Benannt nach dem Physiker, der den seltsamen dehnenden Einfluss der Schwerkraft auf den Weltraum vorausgesagt hat, kann die Untersuchung von Ringen wie dem unten gezeigten den Astronomen helfen, weit in die Ferne zu blicken und eine Galaxie so zu sehen, wie sie vor über 9 Milliarden Jahren aussah.

Das Objekt sieht vielleicht wie ein Ring aus, aber die Lichtquelle ist in Wirklichkeit eine ganz normale alte Galaxie. Die Ringform entsteht durch ein Phänomen namens Gravitationslinseneffekt, bei dem das Licht der fernen Galaxie durch die Schwerkraft eines Galaxienhaufens zwischen ihr und uns verzerrt wird.

Dieses Phänomen verändert nicht nur die scheinbare Form der Galaxie, sondern vergrößert sie auch und macht sie heller. Die Galaxie erscheint aufgrund des Linseneffekts 20-mal heller, was es Hubble ermöglichte, sie mit dem Äquivalent eines riesigen Teleskops mit 48 Metern Öffnung abzubilden.

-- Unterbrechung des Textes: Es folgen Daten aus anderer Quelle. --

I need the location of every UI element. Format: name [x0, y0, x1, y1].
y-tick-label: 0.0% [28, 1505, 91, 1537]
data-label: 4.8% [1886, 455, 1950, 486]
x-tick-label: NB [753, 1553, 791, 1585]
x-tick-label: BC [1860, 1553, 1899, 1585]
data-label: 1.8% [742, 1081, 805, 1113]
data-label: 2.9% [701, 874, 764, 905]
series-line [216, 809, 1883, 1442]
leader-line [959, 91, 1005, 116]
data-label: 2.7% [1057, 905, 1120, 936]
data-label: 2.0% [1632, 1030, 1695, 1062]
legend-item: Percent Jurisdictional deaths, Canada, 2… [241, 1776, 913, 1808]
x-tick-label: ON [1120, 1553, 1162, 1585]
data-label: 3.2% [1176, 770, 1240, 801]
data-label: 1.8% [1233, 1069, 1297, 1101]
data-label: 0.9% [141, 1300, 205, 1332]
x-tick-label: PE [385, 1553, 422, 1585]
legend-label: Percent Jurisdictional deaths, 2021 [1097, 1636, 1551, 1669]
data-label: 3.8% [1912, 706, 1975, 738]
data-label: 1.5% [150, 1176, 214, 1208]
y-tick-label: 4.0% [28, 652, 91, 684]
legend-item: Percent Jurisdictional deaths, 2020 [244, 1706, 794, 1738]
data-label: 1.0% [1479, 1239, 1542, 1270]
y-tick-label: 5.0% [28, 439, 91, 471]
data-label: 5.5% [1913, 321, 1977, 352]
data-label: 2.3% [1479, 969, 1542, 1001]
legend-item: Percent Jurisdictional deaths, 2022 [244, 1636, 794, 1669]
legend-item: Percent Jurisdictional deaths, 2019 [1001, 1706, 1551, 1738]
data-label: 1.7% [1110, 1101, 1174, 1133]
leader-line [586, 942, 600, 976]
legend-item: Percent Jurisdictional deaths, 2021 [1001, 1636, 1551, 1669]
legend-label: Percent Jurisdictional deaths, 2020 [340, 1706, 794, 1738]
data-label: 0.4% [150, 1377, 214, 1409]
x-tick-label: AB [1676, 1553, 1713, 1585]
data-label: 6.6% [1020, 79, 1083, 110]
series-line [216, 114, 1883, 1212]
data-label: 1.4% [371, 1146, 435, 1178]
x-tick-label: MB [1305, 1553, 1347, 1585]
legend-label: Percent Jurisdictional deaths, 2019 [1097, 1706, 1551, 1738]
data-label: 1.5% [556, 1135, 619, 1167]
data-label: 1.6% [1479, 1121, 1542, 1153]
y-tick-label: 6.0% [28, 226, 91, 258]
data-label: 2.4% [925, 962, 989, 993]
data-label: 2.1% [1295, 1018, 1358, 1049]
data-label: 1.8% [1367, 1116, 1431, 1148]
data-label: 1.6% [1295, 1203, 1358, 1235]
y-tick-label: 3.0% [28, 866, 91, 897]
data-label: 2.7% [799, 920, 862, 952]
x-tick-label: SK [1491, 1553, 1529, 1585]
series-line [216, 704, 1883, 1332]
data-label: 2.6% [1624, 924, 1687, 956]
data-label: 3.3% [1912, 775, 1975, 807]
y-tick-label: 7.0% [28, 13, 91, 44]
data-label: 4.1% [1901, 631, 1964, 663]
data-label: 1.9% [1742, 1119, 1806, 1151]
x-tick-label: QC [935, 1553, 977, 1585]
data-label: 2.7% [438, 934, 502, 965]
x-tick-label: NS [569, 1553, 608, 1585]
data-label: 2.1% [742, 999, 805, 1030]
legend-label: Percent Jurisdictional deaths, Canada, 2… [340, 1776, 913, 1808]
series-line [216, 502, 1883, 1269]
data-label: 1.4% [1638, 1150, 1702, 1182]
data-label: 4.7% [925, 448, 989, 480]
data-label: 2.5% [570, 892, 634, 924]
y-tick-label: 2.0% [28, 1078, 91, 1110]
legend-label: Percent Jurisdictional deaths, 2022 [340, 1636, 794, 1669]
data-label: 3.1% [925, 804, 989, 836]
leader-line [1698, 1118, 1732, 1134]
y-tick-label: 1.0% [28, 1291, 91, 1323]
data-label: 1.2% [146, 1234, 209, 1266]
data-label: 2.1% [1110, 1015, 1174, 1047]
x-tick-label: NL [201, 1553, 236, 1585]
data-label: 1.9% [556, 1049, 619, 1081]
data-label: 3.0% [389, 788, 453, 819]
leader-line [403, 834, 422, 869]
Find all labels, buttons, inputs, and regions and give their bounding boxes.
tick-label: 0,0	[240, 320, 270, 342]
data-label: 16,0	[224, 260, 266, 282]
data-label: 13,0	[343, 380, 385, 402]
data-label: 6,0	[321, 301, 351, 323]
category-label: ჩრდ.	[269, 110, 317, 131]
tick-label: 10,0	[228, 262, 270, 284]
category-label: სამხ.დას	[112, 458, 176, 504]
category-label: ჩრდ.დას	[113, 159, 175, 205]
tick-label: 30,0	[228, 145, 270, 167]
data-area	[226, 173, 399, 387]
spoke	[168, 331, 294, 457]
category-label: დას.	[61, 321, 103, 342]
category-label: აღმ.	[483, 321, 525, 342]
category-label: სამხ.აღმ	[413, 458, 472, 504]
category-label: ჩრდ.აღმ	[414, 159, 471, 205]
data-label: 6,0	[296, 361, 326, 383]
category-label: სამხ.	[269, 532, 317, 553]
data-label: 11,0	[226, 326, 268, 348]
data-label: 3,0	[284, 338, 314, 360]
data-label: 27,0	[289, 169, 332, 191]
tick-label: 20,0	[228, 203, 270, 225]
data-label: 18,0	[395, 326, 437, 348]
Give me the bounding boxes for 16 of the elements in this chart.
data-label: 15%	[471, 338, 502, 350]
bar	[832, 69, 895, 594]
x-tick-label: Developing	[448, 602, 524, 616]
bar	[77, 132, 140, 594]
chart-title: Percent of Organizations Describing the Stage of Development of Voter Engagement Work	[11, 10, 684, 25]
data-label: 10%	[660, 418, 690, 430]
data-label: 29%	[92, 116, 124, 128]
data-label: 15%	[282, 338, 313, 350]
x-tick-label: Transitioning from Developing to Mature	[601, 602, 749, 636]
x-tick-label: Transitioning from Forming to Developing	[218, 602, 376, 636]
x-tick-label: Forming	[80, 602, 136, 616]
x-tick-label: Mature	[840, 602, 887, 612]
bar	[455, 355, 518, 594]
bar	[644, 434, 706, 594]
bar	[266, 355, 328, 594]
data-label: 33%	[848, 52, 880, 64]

Dieser besondere Ring ist offiziell als GAL-CLUS-022058s bekannt, hat aber auch einen umgangssprachlichen Spitznamen: Der geschmolzene Ring, der sich passenderweise im Sternbild Fornax (der Ofen) befindet. Dieses Bild wurde im Dezember letzten Jahres als Hubble-Bild der Woche veröffentlicht, und seitdem haben Forscher den Ring auch mit anderen Instrumenten wie dem FORS-Instrument des Very Large Telescope (VLT) der Europäischen Südsternwarte untersucht.

Durch die Betrachtung dieses Rings können die Forscher etwas über eine sehr weit entfernte Galaxie lernen, indem sie praktisch in die Zeit zurückblicken, als das Universum weniger als die Hälfte seines heutigen Alters hatte. Dies war eine sehr aktive Zeit, in der viele Sterne geboren wurden.

“Die linsenbehaftete Galaxie ist eine der hellsten Galaxien im Millimeter-Wellenlängenbereich”, sagt einer der Autoren, Helmut Dannerbauer vom Institut für Astrophysik der Kanarischen Inseln in Spanien. “Unsere Untersuchungen haben außerdem gezeigt, dass es sich um eine normale sternbildende Galaxie (eine so genannte Hauptreihengalaxie) handelt, die sich in der Hochphase der Sternbildung im Universum befindet.”